Qu’une multitude d’hommes dangereux étant rendue à la culture de la terre ou aux métiers, et devenue utile, chaque État en sera plus florissant.

M. le marquis de Monteynard a donné, en 1771, un exemple à l’Europe : il a donné un surcroît à la paye, et des honneurs aux soldats qui serviraient après le temps de leur engagement. Voilà comme il faut mener les hommes[3].

  1. Questions sur l’Encyclopédie, neuvième partie, 1772. (B.)
  2. Voyez la note, tome XVII, page 211 ; et dans les Mélanges, année 1763, la xxe des Remarques pour servir de supplément à l’Essai sur les Mœurs.

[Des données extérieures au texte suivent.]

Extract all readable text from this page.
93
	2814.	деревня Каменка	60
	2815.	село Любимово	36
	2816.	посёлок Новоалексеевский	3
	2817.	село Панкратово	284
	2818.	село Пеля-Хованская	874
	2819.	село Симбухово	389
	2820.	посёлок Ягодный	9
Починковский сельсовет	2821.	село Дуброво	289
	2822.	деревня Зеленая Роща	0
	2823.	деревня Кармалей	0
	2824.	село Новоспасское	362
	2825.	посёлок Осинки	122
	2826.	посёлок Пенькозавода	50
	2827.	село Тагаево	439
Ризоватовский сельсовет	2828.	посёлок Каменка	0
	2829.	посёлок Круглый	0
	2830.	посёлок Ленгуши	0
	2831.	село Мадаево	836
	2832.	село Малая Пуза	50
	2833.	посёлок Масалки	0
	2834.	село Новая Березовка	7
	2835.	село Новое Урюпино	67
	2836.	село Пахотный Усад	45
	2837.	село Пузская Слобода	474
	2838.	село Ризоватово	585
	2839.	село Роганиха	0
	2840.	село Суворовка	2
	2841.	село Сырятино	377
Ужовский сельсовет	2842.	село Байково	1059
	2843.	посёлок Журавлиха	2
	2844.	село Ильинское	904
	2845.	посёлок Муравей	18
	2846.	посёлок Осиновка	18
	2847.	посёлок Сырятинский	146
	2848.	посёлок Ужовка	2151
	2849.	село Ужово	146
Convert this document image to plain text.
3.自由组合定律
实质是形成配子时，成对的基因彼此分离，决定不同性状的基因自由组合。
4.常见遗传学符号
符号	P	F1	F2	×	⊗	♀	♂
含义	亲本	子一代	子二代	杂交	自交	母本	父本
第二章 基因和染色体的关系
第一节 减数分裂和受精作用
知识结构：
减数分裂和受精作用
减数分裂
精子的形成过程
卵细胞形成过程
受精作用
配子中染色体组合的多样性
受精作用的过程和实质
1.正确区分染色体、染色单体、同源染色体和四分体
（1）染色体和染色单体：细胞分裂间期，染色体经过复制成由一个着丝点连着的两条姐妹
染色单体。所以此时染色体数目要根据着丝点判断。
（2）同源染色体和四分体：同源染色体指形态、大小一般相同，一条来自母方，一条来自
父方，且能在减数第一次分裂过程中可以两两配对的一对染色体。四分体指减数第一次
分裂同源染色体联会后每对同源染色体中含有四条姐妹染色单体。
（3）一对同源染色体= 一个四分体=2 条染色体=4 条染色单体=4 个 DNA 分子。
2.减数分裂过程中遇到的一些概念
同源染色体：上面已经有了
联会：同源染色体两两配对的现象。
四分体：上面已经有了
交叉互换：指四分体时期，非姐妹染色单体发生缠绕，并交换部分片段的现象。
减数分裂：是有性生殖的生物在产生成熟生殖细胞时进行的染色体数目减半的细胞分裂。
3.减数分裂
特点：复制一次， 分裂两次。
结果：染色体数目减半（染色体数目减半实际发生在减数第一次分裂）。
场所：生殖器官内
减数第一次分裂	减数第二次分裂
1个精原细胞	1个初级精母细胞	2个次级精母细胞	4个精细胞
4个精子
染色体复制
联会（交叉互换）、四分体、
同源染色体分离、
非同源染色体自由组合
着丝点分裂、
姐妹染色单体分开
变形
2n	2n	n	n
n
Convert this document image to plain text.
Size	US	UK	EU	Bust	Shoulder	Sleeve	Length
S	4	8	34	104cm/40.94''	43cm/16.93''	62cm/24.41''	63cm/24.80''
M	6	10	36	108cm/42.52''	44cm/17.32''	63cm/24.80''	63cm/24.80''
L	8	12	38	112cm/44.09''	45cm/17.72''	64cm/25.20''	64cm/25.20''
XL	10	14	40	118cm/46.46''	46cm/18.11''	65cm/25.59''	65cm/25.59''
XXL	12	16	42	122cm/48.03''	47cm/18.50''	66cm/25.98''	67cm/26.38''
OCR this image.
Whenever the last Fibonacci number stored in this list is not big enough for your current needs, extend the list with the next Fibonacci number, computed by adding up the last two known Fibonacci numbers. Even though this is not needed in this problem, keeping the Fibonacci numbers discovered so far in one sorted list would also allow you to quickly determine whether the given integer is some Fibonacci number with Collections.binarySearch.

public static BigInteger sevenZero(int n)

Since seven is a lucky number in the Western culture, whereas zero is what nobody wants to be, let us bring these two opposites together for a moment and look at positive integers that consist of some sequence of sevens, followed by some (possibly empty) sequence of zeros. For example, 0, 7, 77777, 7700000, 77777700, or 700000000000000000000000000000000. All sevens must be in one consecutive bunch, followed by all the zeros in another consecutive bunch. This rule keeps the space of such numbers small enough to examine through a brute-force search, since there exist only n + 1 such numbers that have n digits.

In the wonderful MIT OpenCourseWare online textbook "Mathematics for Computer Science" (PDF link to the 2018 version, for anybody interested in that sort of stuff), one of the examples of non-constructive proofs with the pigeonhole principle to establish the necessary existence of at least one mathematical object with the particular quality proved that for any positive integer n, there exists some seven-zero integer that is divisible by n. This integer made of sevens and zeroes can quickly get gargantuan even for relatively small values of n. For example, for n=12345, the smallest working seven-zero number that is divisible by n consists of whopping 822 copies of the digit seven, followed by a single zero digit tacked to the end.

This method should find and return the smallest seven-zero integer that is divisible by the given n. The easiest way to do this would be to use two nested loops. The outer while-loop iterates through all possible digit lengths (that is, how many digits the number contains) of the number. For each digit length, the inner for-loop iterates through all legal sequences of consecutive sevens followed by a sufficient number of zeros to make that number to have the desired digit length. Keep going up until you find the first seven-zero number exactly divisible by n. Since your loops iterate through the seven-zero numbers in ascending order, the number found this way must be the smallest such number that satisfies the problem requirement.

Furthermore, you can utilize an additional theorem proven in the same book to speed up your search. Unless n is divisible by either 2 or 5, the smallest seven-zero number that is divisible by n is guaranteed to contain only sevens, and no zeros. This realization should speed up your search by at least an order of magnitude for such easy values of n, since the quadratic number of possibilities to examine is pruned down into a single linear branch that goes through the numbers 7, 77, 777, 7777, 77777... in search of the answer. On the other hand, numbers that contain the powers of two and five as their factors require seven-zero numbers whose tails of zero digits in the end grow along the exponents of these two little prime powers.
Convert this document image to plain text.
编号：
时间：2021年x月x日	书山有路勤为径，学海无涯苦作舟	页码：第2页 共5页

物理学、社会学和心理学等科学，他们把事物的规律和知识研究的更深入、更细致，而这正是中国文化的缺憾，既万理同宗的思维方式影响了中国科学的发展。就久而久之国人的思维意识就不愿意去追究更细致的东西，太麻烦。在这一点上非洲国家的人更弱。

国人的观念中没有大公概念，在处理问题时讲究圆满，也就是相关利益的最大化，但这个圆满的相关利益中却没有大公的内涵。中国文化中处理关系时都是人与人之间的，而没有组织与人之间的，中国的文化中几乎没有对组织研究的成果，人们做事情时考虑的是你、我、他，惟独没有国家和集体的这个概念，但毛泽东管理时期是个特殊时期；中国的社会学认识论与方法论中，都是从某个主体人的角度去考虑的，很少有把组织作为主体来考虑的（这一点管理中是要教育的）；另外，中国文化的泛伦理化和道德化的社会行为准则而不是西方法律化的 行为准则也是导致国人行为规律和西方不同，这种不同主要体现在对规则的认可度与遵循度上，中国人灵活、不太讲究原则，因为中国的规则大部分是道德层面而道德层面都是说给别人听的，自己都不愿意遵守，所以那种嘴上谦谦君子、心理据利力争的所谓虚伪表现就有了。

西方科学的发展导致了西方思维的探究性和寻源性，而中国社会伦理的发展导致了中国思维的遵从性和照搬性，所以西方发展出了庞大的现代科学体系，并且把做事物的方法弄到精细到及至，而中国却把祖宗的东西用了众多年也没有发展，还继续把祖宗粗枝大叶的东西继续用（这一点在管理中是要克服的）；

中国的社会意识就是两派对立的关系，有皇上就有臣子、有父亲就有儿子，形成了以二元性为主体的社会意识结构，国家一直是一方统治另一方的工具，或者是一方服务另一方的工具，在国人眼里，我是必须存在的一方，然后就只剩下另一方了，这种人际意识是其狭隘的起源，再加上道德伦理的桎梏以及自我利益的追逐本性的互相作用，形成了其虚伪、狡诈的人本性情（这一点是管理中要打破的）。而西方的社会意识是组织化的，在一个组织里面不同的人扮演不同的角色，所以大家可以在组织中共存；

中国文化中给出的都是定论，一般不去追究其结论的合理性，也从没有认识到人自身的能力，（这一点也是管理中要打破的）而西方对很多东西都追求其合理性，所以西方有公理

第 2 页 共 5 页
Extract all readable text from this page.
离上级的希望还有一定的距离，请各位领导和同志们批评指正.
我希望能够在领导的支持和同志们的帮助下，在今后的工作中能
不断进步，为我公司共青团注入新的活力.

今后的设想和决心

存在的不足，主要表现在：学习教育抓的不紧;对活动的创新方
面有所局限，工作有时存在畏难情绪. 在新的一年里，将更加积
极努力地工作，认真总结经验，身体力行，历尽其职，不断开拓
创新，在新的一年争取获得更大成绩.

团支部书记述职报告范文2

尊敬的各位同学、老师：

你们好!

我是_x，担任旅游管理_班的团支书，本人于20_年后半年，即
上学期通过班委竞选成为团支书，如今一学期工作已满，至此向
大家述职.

  3. Le marquis de Monteynard fut un des rares honnêtes gens qui se trouvèrent à la tête des affaires sous Louis XV. Ministre de la guerre, il rétablit l’émulation par l’avancement en ne l’accordant qu’au mérite ; il fit cesser les désertions en faisant cesser les mauvais traitements, et, pour la première fois, imagina une décoration pour les soldats. Son collègue aux finances, l’abbé Terray, ayant prétendu un jour qu’il fallait suspendre le payement de la solde : « Malheureux, alla lui crier Monteynard, vous n’avez jamais manqué d’argent pour payer les p...... et les m...... du roi, et vous n’en avez pas pour payer ses troupes ! Je ne veux plus rien avoir de commun avec des gens comme vous ! » Et il offrit sa démission. On ne l’accepta pas ce jour-là ; mais quelque temps après il sautait. (G. A.)